The link structure of the web is a large-scale network that you can easily play. Network analysis is a link structure on the web ① We will actually analyze the network acquired. This may take more than 3 hours to spare, so please try it with your heart. Source code etc. are available on Author GitHub.
networkx
from an adjacency matrixNetworkX Network analysis module. --Multiple information can be given to the node edge of the graph. --You can easily perform network analysis such as central / strongly connected component decomposition. --Beautiful visualization.
~~ I couldn't afford to put together the recipes ~~, so I will put together the websites that I referred to.

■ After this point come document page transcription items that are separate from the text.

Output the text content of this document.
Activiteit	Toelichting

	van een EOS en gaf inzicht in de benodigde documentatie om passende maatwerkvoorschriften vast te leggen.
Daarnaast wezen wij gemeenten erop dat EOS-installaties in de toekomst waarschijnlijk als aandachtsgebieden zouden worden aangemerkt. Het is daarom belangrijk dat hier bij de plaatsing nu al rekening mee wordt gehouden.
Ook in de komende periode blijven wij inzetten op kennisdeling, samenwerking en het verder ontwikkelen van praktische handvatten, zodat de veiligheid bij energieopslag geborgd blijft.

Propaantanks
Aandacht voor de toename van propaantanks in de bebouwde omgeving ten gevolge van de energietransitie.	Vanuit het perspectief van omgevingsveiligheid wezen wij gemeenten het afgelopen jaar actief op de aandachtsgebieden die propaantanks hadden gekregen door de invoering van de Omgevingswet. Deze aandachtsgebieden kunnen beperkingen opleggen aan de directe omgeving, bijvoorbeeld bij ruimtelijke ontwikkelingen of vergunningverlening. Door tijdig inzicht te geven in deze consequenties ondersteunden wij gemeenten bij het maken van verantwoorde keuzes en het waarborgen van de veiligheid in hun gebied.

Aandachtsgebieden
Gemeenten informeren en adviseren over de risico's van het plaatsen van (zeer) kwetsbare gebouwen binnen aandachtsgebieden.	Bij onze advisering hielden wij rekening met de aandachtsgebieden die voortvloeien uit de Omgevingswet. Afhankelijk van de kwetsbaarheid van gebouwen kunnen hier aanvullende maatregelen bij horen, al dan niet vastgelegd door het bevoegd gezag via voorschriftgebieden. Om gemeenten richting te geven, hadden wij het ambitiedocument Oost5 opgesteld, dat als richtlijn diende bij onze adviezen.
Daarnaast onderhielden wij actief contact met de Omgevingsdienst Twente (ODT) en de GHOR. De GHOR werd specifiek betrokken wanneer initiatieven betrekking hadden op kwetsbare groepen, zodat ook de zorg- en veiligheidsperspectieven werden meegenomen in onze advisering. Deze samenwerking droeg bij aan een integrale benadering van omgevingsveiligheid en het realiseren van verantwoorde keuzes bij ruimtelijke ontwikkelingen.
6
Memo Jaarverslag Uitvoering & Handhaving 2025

NetworkX Official Documentation Qiita: [Python] Summary of basic usage of NetworkX 2.0 PyQ: Graph Theory and NetworkX [DATUM STUDIO: I tried to visualize the national surname network with networkx](https://datumstudio.jp/blog/networkx%E3%81%A7%E5%85%A8%E5%9B%BD%E5%90% 8D% E5% AD% 97% E3% 83% 8D% E3% 83% 83% E3% 83% 88% E3% 83% AF% E3% 83% BC% E3% 82% AF% E3% 82% 92% E5% 8F% AF% E8% A6% 96% E5% 8C% 96% E3% 81% 97% E3% 81% A6% E3% 81% BF% E3% 81% 9F)
import.py
from urllib.request import urlopen
from bs4 import BeautifulSoup
import networkx as nx
from tqdm import tqdm_notebook as tqdm
import numpy as np
from scipy import stats
import pandas as pd
pd.options.display.max_colwidth = 500
import seaborn as sns
import matplotlib.pyplot as plt
%matplotlib inline
import re
Network analysis is a link structure on the web ①.
make_graph.py
G = nx.DiGraph()
for i in tqdm(range(len(adj))):
for j in range(len(adj)):
if adj[i][j]==1:
G.add_edge(i,j)
nx.DiGraph()
Create a directed graph.
G.add_edge(i,j)
Add an edge to the graph G
.
~~ There is a smarter way to add it. Yup. ~~
cal_centrality.py
degree = nx.degree_centrality(G)
print("degree completed")
closeness = nx.closeness_centrality(G)
print("closeness completed")
betweenness = nx.betweenness_centrality(G)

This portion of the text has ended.